Не чувствуя своей вины, мы болезненно переносили изменившееся к нам отношение невестки. Особено обидно было Анечке. Убитая горем, она из последних сил моталась по городу в поисках лекарств и продуктов, таскала на себе тяжёлые мешки с дефицитами, чтобы накормить семью, готовила, стирала, убирала и, как могла, ухаживала за больным сыном, а вместо благодарности, видела замкнутость и недовольство Иринки.
Мне часто приходилось видеть её в слезах. Это были слёзы горя из-за мучений Мишеньки и обиды из-за гнетущей обстановки в семье.
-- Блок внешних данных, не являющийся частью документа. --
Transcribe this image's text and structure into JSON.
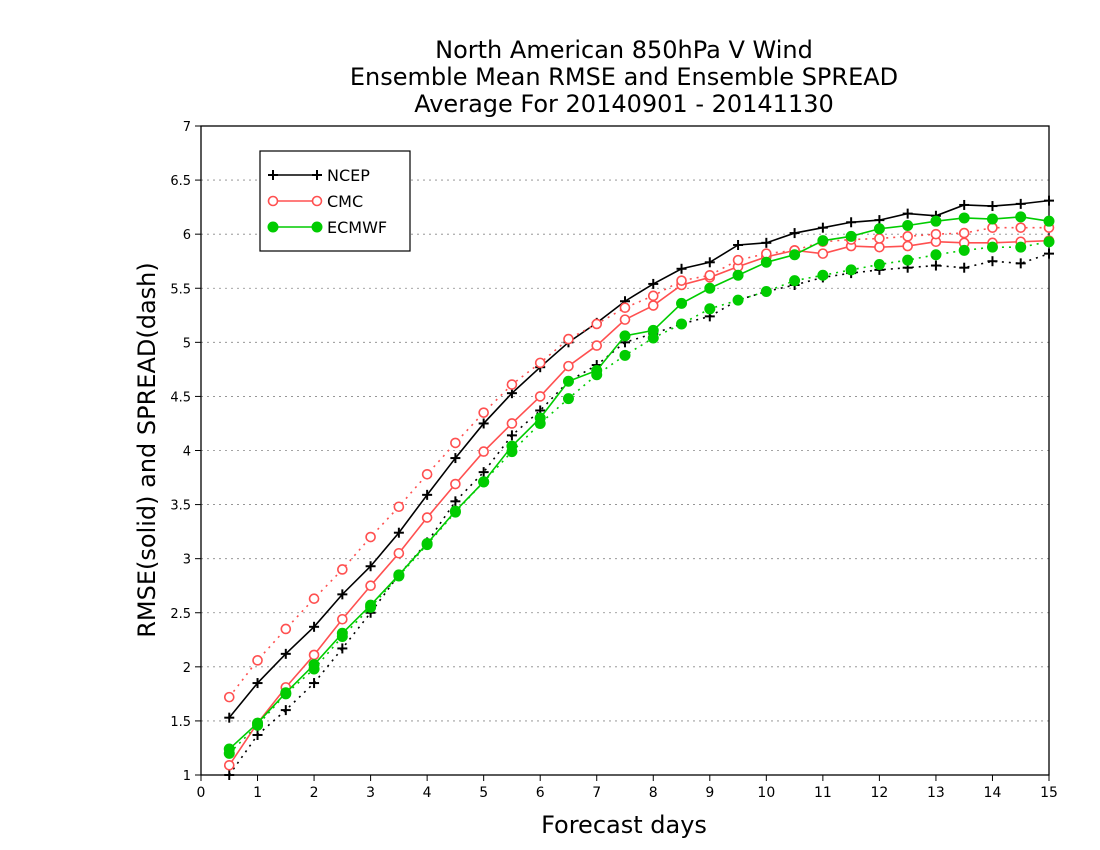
{
  "chart_data": {
    "type": "line",
    "title": [
      "North American 850hPa V Wind",
      "Ensemble Mean RMSE and Ensemble SPREAD",
      "Average For 20140901 - 20141130"
    ],
    "xlabel": "Forecast days",
    "ylabel": "RMSE(solid) and SPREAD(dash)",
    "xlim": [
      0,
      15
    ],
    "ylim": [
      1,
      7
    ],
    "xticks": [
      "0",
      "1",
      "2",
      "3",
      "4",
      "5",
      "6",
      "7",
      "8",
      "9",
      "10",
      "11",
      "12",
      "13",
      "14",
      "15"
    ],
    "yticks": [
      "1",
      "1.5",
      "2",
      "2.5",
      "3",
      "3.5",
      "4",
      "4.5",
      "5",
      "5.5",
      "6",
      "6.5",
      "7"
    ],
    "grid": true,
    "legend_position": "top-left",
    "x": [
      0.5,
      1,
      1.5,
      2,
      2.5,
      3,
      3.5,
      4,
      4.5,
      5,
      5.5,
      6,
      6.5,
      7,
      7.5,
      8,
      8.5,
      9,
      9.5,
      10,
      10.5,
      11,
      11.5,
      12,
      12.5,
      13,
      13.5,
      14,
      14.5,
      15
    ],
    "series": [
      {
        "name": "NCEP",
        "metric": "RMSE",
        "style": "solid",
        "marker": "plus",
        "color": "#000000",
        "values": [
          1.53,
          1.85,
          2.12,
          2.37,
          2.67,
          2.93,
          3.24,
          3.59,
          3.93,
          4.25,
          4.53,
          4.77,
          5.0,
          5.18,
          5.38,
          5.54,
          5.68,
          5.74,
          5.9,
          5.92,
          6.01,
          6.06,
          6.11,
          6.13,
          6.19,
          6.17,
          6.27,
          6.26,
          6.28,
          6.31
        ]
      },
      {
        "name": "NCEP",
        "metric": "SPREAD",
        "style": "dotted",
        "marker": "plus",
        "color": "#000000",
        "values": [
          1.0,
          1.37,
          1.6,
          1.85,
          2.17,
          2.5,
          2.85,
          3.15,
          3.53,
          3.8,
          4.14,
          4.37,
          4.64,
          4.79,
          5.0,
          5.08,
          5.17,
          5.24,
          5.39,
          5.47,
          5.53,
          5.6,
          5.64,
          5.67,
          5.69,
          5.71,
          5.69,
          5.75,
          5.73,
          5.82
        ]
      },
      {
        "name": "CMC",
        "metric": "RMSE",
        "style": "solid",
        "marker": "open-circle",
        "color": "#ff5050",
        "values": [
          1.09,
          1.48,
          1.81,
          2.11,
          2.44,
          2.75,
          3.05,
          3.38,
          3.69,
          3.99,
          4.25,
          4.5,
          4.78,
          4.97,
          5.21,
          5.34,
          5.53,
          5.6,
          5.7,
          5.79,
          5.85,
          5.82,
          5.89,
          5.88,
          5.89,
          5.93,
          5.92,
          5.92,
          5.93,
          5.94
        ]
      },
      {
        "name": "CMC",
        "metric": "SPREAD",
        "style": "dotted",
        "marker": "open-circle",
        "color": "#ff5050",
        "values": [
          1.72,
          2.06,
          2.35,
          2.63,
          2.9,
          3.2,
          3.48,
          3.78,
          4.07,
          4.35,
          4.61,
          4.81,
          5.03,
          5.17,
          5.32,
          5.43,
          5.57,
          5.62,
          5.76,
          5.82,
          5.85,
          5.93,
          5.95,
          5.96,
          5.98,
          6.0,
          6.01,
          6.06,
          6.06,
          6.06
        ]
      },
      {
        "name": "ECMWF",
        "metric": "RMSE",
        "style": "solid",
        "marker": "filled-circle",
        "color": "#00cc00",
        "values": [
          1.24,
          1.48,
          1.76,
          2.02,
          2.31,
          2.57,
          2.85,
          3.14,
          3.44,
          3.71,
          4.04,
          4.3,
          4.64,
          4.74,
          5.06,
          5.11,
          5.36,
          5.5,
          5.62,
          5.74,
          5.81,
          5.94,
          5.98,
          6.05,
          6.08,
          6.12,
          6.15,
          6.14,
          6.16,
          6.12
        ]
      },
      {
        "name": "ECMWF",
        "metric": "SPREAD",
        "style": "dotted",
        "marker": "filled-circle",
        "color": "#00cc00",
        "values": [
          1.2,
          1.46,
          1.75,
          1.98,
          2.28,
          2.55,
          2.84,
          3.13,
          3.43,
          3.71,
          3.99,
          4.25,
          4.48,
          4.7,
          4.88,
          5.04,
          5.17,
          5.31,
          5.39,
          5.47,
          5.57,
          5.62,
          5.67,
          5.72,
          5.76,
          5.81,
          5.85,
          5.88,
          5.88,
          5.93
        ]
      }
    ],
    "legend": [
      "NCEP",
      "CMC",
      "ECMWF"
    ]
  }
}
Я пылался успокоить жену, убеждая её в необходимости понять невестку, которой в постигшей её беде не хватало больше сил и терпения для контроля за своими действиями и поведением. В этом, наверное, была большая доля истины.
Обстановка в доме становилось всё более сложной. По мере ухудшения состояния сына и необходимости всё большего ухода за ним, оставалось всё меньше сил и времени для ухода за детьми. Кроме того, их нужно было оградить от вида страданий, переносимых уже почти беспомощным отцом. С болью в сердце решили отправить Андрюшку в Минск, где за ним взялись ухаживать Евдокия Антоновна и тётя Таня.